THE IN-SITU CONSERVATION TREATMENT OF A NINETEENTH-CENTURY FRENCH SCENIC WALLPAPER: LES PAYSAGES DE TÉLÉMAQUE DANS L'ILE DE CALYPSO
Doris A. Hamburg
The first task at the Hermitage was to prepare a detailed condition evaluation, which provided both the necessary familiarity with the wallpaper as a physical material and an in-depth knowledge of its problems. Major design areas of each Telemachus panel were outlined and diagrammed according to various types of deterioration: tears, losses and cleavage in the paper supports, cracks in the plaster walls, flaking paint and overpaint. Tears and complete loss of primary support were found throughout the hallway. Panel edges were often lifting and there was blind cleavage between the supports and wall. The latter could be detected by lightly tapping suspect areas.

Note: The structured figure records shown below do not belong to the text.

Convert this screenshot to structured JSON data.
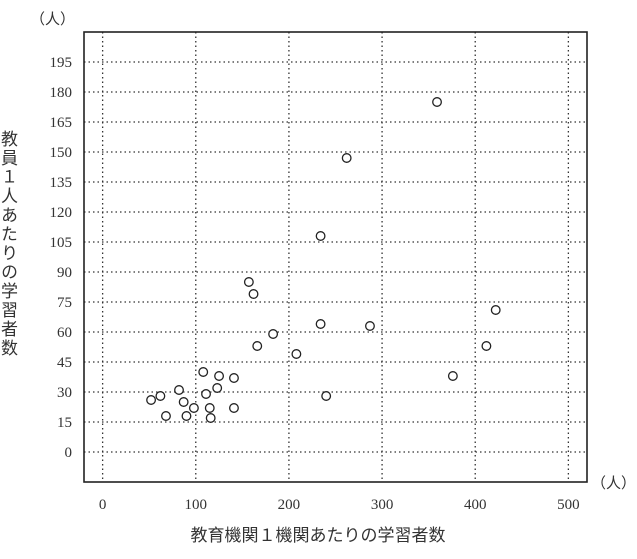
{
  "chart_data": {
    "type": "scatter",
    "title": "",
    "xlabel": "教育機関１機関あたりの学習者数",
    "ylabel": "教員１人あたりの学習者数",
    "x_unit": "（人）",
    "y_unit": "（人）",
    "xlim": [
      -20,
      520
    ],
    "ylim": [
      -15,
      210
    ],
    "xticks": [
      "0",
      "100",
      "200",
      "300",
      "400",
      "500"
    ],
    "yticks": [
      "0",
      "15",
      "30",
      "45",
      "60",
      "75",
      "90",
      "105",
      "120",
      "135",
      "150",
      "165",
      "180",
      "195"
    ],
    "grid": true,
    "marker": "open-circle",
    "points": [
      {
        "x": 52,
        "y": 26
      },
      {
        "x": 62,
        "y": 28
      },
      {
        "x": 68,
        "y": 18
      },
      {
        "x": 82,
        "y": 31
      },
      {
        "x": 87,
        "y": 25
      },
      {
        "x": 90,
        "y": 18
      },
      {
        "x": 98,
        "y": 22
      },
      {
        "x": 108,
        "y": 40
      },
      {
        "x": 111,
        "y": 29
      },
      {
        "x": 115,
        "y": 22
      },
      {
        "x": 116,
        "y": 17
      },
      {
        "x": 123,
        "y": 32
      },
      {
        "x": 125,
        "y": 38
      },
      {
        "x": 141,
        "y": 37
      },
      {
        "x": 141,
        "y": 22
      },
      {
        "x": 157,
        "y": 85
      },
      {
        "x": 162,
        "y": 79
      },
      {
        "x": 166,
        "y": 53
      },
      {
        "x": 183,
        "y": 59
      },
      {
        "x": 208,
        "y": 49
      },
      {
        "x": 234,
        "y": 108
      },
      {
        "x": 234,
        "y": 64
      },
      {
        "x": 240,
        "y": 28
      },
      {
        "x": 262,
        "y": 147
      },
      {
        "x": 287,
        "y": 63
      },
      {
        "x": 359,
        "y": 175
      },
      {
        "x": 376,
        "y": 38
      },
      {
        "x": 412,
        "y": 53
      },
      {
        "x": 422,
        "y": 71
      }
    ]
  }
}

The binder in the paint had deteriorated and the paint proved very friable. Paint was flaking in major portions, both in original and restoration paints. The sky was particularly abraded. The distinction between original block-printed areas and later painted additions is readily visible in normal and ultraviolet lights. Previous inpainting and overpainting was considerable in some panels. Discernible evidence of several different artists' work indicates that some of the early restoration painting was quite competently executed, even if a little creative in design. Painting in other areas was sloppy, irreversible and ill-matched, even given the possibility that colors have altered with time. The restoration media appeared to include poster paints, tempera and casein.
Along with the diagrams, black-and-white 35 mm photographs were taken of each section of the walls, as were 35 mm color slides for detail views.